В одном конце длинного каменного дома расположилась столовая. У входа стояли несколько мужчин. Мушни вспомнил, что весь день ничего не ел. Есть не хотелось, он и не вспоминал о еде, пока не увидел столовую и мужчин у двери. Пожалуй, так он и совсем ослабнет, надо хоть немного подкрепиться. Нехотя поднялся Мушни по каменным ступенькам и в дверях обернулся — красивый парень гарцевал на горячем черном жеребце. Мушни загляделся на них, затаив в груди завистливый вздох. Парень то поднимал коня на дыбы, то отпускал узду. Только разойдется скакун, наездник опять натягивает удила, подчиняя его себе. Лошадь, как видно, была чужой, и он приучал ее к себе.

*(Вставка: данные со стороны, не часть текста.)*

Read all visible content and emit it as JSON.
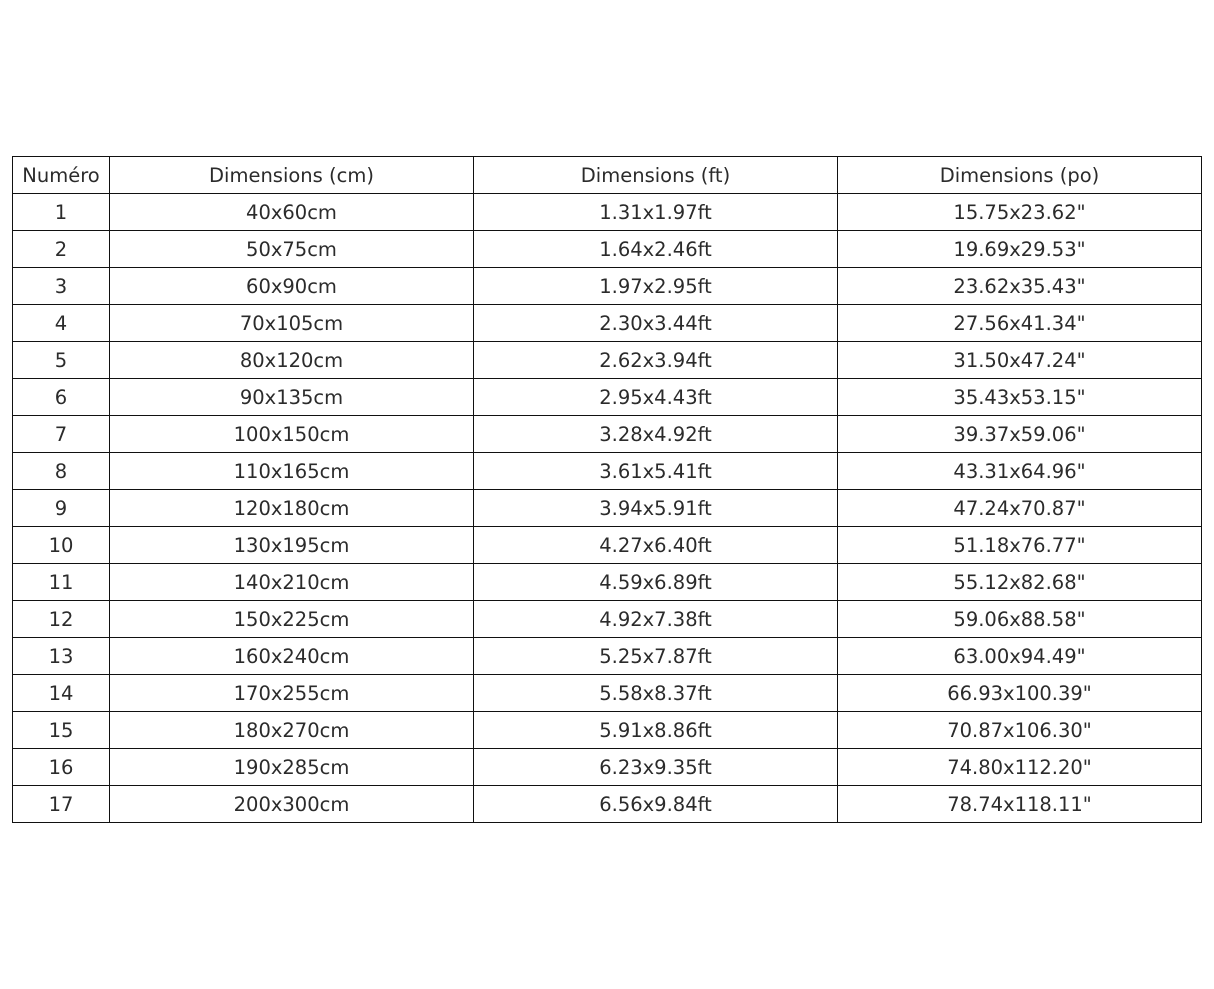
{
  "table": {
    "headers": [
      "Numéro",
      "Dimensions (cm)",
      "Dimensions (ft)",
      "Dimensions (po)"
    ],
    "rows": [
      [
        "1",
        "40x60cm",
        "1.31x1.97ft",
        "15.75x23.62\""
      ],
      [
        "2",
        "50x75cm",
        "1.64x2.46ft",
        "19.69x29.53\""
      ],
      [
        "3",
        "60x90cm",
        "1.97x2.95ft",
        "23.62x35.43\""
      ],
      [
        "4",
        "70x105cm",
        "2.30x3.44ft",
        "27.56x41.34\""
      ],
      [
        "5",
        "80x120cm",
        "2.62x3.94ft",
        "31.50x47.24\""
      ],
      [
        "6",
        "90x135cm",
        "2.95x4.43ft",
        "35.43x53.15\""
      ],
      [
        "7",
        "100x150cm",
        "3.28x4.92ft",
        "39.37x59.06\""
      ],
      [
        "8",
        "110x165cm",
        "3.61x5.41ft",
        "43.31x64.96\""
      ],
      [
        "9",
        "120x180cm",
        "3.94x5.91ft",
        "47.24x70.87\""
      ],
      [
        "10",
        "130x195cm",
        "4.27x6.40ft",
        "51.18x76.77\""
      ],
      [
        "11",
        "140x210cm",
        "4.59x6.89ft",
        "55.12x82.68\""
      ],
      [
        "12",
        "150x225cm",
        "4.92x7.38ft",
        "59.06x88.58\""
      ],
      [
        "13",
        "160x240cm",
        "5.25x7.87ft",
        "63.00x94.49\""
      ],
      [
        "14",
        "170x255cm",
        "5.58x8.37ft",
        "66.93x100.39\""
      ],
      [
        "15",
        "180x270cm",
        "5.91x8.86ft",
        "70.87x106.30\""
      ],
      [
        "16",
        "190x285cm",
        "6.23x9.35ft",
        "74.80x112.20\""
      ],
      [
        "17",
        "200x300cm",
        "6.56x9.84ft",
        "78.74x118.11\""
      ]
    ]
  }
}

Мушни продолжал думать о всаднике и в столовой. Хороший всадник всегда производил на него впечатление. Может, потому, что сам он был посредственным наездником. Конечно, умей он как следует держаться в седле, вчера не свалился бы с той клячи. В углу комнаты за столом сидела большая компания, и Мушни, заметив ее, досадливо поморщился.

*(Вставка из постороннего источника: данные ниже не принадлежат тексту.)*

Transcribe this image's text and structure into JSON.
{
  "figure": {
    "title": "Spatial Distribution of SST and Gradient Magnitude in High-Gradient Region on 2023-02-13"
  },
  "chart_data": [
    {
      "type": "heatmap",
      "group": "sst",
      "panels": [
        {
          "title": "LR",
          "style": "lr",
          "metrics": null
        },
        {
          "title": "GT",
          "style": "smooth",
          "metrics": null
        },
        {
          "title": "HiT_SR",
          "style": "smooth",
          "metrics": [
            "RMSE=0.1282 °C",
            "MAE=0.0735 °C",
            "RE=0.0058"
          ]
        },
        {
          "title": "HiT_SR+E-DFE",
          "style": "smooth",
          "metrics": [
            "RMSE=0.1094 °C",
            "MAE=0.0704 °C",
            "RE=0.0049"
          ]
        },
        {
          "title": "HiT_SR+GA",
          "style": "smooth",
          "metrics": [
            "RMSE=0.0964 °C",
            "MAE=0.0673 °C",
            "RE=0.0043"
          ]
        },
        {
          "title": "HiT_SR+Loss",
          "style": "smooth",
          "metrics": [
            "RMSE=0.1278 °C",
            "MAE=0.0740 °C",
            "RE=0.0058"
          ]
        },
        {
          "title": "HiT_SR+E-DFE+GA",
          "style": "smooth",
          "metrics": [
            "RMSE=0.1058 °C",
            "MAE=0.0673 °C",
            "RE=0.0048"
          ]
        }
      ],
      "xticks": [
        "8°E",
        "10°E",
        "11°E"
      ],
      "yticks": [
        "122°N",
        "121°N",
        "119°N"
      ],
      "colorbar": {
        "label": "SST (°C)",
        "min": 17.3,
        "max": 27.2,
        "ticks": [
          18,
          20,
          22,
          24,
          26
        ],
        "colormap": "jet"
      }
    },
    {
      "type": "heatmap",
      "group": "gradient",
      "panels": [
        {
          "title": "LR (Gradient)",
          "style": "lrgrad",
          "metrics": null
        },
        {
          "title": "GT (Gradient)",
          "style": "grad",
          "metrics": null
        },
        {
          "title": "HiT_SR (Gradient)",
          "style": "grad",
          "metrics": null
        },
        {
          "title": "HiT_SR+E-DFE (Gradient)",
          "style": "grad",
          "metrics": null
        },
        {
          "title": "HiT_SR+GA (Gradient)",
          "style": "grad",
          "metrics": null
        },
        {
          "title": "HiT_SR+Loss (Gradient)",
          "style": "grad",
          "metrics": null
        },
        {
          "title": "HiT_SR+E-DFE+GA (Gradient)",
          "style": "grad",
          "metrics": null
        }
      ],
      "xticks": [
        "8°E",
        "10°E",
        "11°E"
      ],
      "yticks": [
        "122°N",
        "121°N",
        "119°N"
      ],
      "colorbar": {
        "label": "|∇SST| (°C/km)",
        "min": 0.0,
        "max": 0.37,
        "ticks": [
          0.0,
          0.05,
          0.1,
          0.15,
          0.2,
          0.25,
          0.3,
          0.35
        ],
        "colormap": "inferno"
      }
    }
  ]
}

Он попросил чего-нибудь поесть у некрасивого тощего буфетчика, который не показался ему местным. Тот предложил остывшие хинкали.
— Разогрею на сковороде и принесу, — пообещал он.
— Ты, наверное, не здешний, — сказал Мушни, ему было безразлично что есть.
— Почему же? Здешний я, у меня в Алвани дом и семья.
Мушни сел за стол возле самого прилавка. У стены стояли ящики с бутылками кахетинского, того самого, что пила компания.
Мушни сидел у стола и смотрел в открытую дверь на опустевшее поле. Смеркалось.
Буфетчик поставил перед ним горячие хинкали. Мушни равнодушно посмотрел на тарелку. Он был голоден — и не мог есть. Только он взял левой рукой хинкали, как его окликнули. Уйдя в себя, словно в берлогу, он не столько расслышал, сколько угадал, что обращаются к нему, и напрягся, как зверь с приближением опасности. Он рывком поднял голову. Только что вошедший парень стоял совсем рядом и, улыбаясь, говорил ему:
— Когда человек один — ему кусок в горло нейдет. Пожалуйте к нашему столу.
Вымученная улыбка искривила губы Мушни, он медленно поднялся и пошел к ним. Отказаться было нельзя, хоть очень хотелось побыть одному. Ему придвинули стул, он вежливо кивнул и молча сел.
Молодой красивый парень, тот самый, что пригласил Мушни к столу, спросил, как его зовут. Мушни ответил.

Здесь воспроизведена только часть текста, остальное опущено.